There is no word yet on any charges, he said. The force's major crime unit continues to investigate in conjunction with members of the Kennebecasis Regional Police Force.
The two-vehicle crash, which occurred shortly after 2 p.m. near the Fox Farm Road exit, closed the highway eastbound from the Rothesay Avenue on-ramp until about 9 p.m., said Hennessy.
The pursuit of the suspect vehicle began in east Saint John, said Hennessy. No details have been released as to why the vehicle was considered "of interest."
Police attempted to stop the vehicle, but the driver did not stop.
"The vehicle travelled into the Town of Rothesay boundary and that is when the SJPF ended its pursuit," Hennessy said in a statement Tuesday night.
Liam Grass believes he witnessed part of the chase. He said he and his girlfriend were about to get on the highway in Rothesay, heading westbound to Saint John around 2 p.m., when a police cruiser went "flying past" them.
Grass, 21, said he initially thought the officer was going to conduct a routine traffic stop, but then he saw the cruiser pull over in a U-turn area and the officer jumped out.
That's when Grass noticed two more police vehicles on the other side of the highway, travelling eastbound, following an older-model green pickup truck. "I kind of figured there was a chase, so I got my phone out and recorded it," he said.
The truck was "going really slow at the time and I realized they were putting the spike strips down" on the passing eastbound lane, said Grass.
"And then [the truck driver] just flies into the, like, little ditch and then onto the other side of the highway, cruising" head-on into westbound traffic.
"I couldn't believe it. I was in shock. I've never seen anything like that in my life," said Grass, who posted the video on a newschasers Facebook group.
"It's something you see on the news or on YouTube or something like that.
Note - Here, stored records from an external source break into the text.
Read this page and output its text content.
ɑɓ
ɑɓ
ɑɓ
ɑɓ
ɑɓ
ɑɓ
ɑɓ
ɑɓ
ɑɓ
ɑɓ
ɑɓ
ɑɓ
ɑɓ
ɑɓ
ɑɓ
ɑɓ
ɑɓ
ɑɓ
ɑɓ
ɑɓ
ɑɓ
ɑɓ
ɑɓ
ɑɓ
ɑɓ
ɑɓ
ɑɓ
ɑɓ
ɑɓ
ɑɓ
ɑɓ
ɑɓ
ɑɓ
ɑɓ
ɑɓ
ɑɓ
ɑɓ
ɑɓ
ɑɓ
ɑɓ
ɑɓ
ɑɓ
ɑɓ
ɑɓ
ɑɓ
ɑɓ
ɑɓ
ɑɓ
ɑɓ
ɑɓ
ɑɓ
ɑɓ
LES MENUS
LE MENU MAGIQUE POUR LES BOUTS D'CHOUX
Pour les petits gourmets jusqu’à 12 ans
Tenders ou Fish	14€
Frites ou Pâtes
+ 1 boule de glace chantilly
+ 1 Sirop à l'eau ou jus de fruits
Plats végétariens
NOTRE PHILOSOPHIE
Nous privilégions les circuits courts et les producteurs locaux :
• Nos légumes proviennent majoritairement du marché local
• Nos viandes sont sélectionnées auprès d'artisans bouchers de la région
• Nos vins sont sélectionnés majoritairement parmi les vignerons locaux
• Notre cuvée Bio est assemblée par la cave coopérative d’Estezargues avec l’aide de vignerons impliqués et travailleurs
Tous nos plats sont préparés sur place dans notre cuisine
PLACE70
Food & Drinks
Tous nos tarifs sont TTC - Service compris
But to see it in real life was something else, I'll tell you that."
It's unclear when or how the suspect vehicle subsequently ended up turned around travelling west in the eastbound lane.
Officers are still working on a final report, said Hennessy.
But the suspect vehicle "made its way back toward the Mackay Highway [also known as Route 1] at a high rate of speed, and crossed into the eastbound lanes but was heading westbound," he said.
'How did I walk away from this?'
Duffy, a technician for Bell Aliant, was travelling eastbound in his "office on wheels" on his way to a service call in Rothesay at the time.
"I looked up and noticed all these police cars coming toward me and I just kind of was trying to get out of the way," by moving over from the right lane to the shoulder, he recalled.
His van was still in motion when the truck hit. "I had no reaction time. I just saw it coming and there was no way to avoid it."
Duffy said the truck rolled before coming to rest behind his van, which ended up facing west.
After being checked over by emergency crews and placed in a neck brace, Duffy looked back at his crumpled van from the ambulance and thought, "How did I walk away from this?"
Although Duffy doesn't consider himself a religious man, he believes his father, who died about 20 years ago, and his friend David (DK) Kelly, the former equipment manager for the Saint John Sea Dogs who died last March after a long battle with cancer, were both there, looking out for him.
Duffy managed to keep his sense of humour about his harrowing experience in a couple of Facebook posts Monday night.
"Wanted......1 new work van. Home from hospital. Yay," he wrote.
"Soooo if anyone sees a 28ft ladder on the side of the highway, it's mine...lol...it went airborne on impact."
Resting at his Quispamsis home Tuesday with a heating pad on his chest, Duffy said he's grateful to be alive and for the outpouring of support on social media.
"I'm here, that's the main thing," he said. "Every day's a good day if you're on the right side of the grass."